Dean Fearing is a CIA graduate, a Dallas legend, one of the most prominent Southwestern chefs, and a James Beard Award winner. He spent two decades at The Mansion on Turtle Creek before opening his eponymous restaurant, Fearing’s, at the Ritz-Carlton, Dallas. The part-time musician also makes sure not to take himself too seriously, serving crowd pleasing comfort food dishes such as pork tacos at upscale events like Pebble Beach Food & Wine Grand Tastings. That’s where I finally got a chance to ask him 8 questions.
What’s the very first dish that you ever remember cooking?
It was probably a can of Chef Boyardee SpaghettiOs.
What do you remember about your very first night in a restaurant kitchen?
Probably how scared I was, in a professional kitchen, would probably be my first notion, and trying not to mess up, and learning the dishes, is what I remember about my first night.
Where was that at?
It was at my father’s restaurant. My dad was in the business. It was at a Holiday Inn probably when I was in ninth grade.
Was it a given that you would become a chef, or did you consider other careers?

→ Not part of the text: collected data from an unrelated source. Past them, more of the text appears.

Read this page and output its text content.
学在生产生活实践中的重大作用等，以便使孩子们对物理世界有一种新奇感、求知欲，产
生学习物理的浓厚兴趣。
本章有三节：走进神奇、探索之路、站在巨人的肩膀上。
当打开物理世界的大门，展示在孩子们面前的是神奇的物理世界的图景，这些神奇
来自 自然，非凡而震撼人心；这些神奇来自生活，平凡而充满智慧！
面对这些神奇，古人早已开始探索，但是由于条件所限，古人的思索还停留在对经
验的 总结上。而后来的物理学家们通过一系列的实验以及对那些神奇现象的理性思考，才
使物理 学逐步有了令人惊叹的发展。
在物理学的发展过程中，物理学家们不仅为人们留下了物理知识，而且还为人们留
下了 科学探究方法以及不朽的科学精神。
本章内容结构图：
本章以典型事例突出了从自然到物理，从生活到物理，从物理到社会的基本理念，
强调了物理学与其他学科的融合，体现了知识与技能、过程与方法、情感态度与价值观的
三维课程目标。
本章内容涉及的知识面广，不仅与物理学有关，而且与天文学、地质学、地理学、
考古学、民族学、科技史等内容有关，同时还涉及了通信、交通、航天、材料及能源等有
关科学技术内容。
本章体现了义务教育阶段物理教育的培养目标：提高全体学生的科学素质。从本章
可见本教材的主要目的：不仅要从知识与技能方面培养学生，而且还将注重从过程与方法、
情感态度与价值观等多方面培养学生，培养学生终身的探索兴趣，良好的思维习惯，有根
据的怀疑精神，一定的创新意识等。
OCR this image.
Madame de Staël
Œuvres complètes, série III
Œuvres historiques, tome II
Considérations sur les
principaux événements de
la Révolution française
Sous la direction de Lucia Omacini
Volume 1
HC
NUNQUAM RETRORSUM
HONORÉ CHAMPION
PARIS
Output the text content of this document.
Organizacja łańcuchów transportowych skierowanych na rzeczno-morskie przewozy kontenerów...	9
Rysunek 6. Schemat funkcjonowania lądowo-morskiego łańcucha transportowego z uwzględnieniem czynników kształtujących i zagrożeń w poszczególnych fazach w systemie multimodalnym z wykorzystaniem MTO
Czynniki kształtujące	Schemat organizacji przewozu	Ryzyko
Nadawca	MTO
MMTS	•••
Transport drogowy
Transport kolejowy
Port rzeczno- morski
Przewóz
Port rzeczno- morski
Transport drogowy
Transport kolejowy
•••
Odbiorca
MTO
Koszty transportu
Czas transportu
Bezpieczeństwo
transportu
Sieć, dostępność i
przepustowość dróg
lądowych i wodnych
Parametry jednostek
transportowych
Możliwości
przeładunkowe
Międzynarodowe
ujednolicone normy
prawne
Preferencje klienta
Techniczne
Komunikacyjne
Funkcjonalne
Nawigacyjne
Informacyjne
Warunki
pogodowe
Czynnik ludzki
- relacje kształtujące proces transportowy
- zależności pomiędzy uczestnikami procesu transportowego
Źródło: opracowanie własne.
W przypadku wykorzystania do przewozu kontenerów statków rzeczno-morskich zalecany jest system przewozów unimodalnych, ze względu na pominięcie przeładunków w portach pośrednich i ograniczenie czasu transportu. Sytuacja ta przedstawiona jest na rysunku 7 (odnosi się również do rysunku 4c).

No, I was going to be a rock star. I loved playing guitar, still do, have a couple of bands, and still love playing. When there was a fork in the road, I thought I could eat better if I was a chef.
How do you think being a musician helps you as a chef?
I think it all ties in with the creativity. It’s all about feeding that creativity animal that’s in me that I love to tame.
What’s the last dish that you created, and what was your inspiration?
It’s the barbecue pork street tacos we’re doing with a little green verde sauce and a little cotija cheese, and smoked pepitas. It’s the dish I’m doing today.
What inspired that dish?
How much people enjoy it at an event like this. Picking up and wrapping it in a corn tortilla.
Is there anything that you don’t enjoy eating?
I don’t like calf brains. They make me throw up.
That seems like something that you could easily avoid.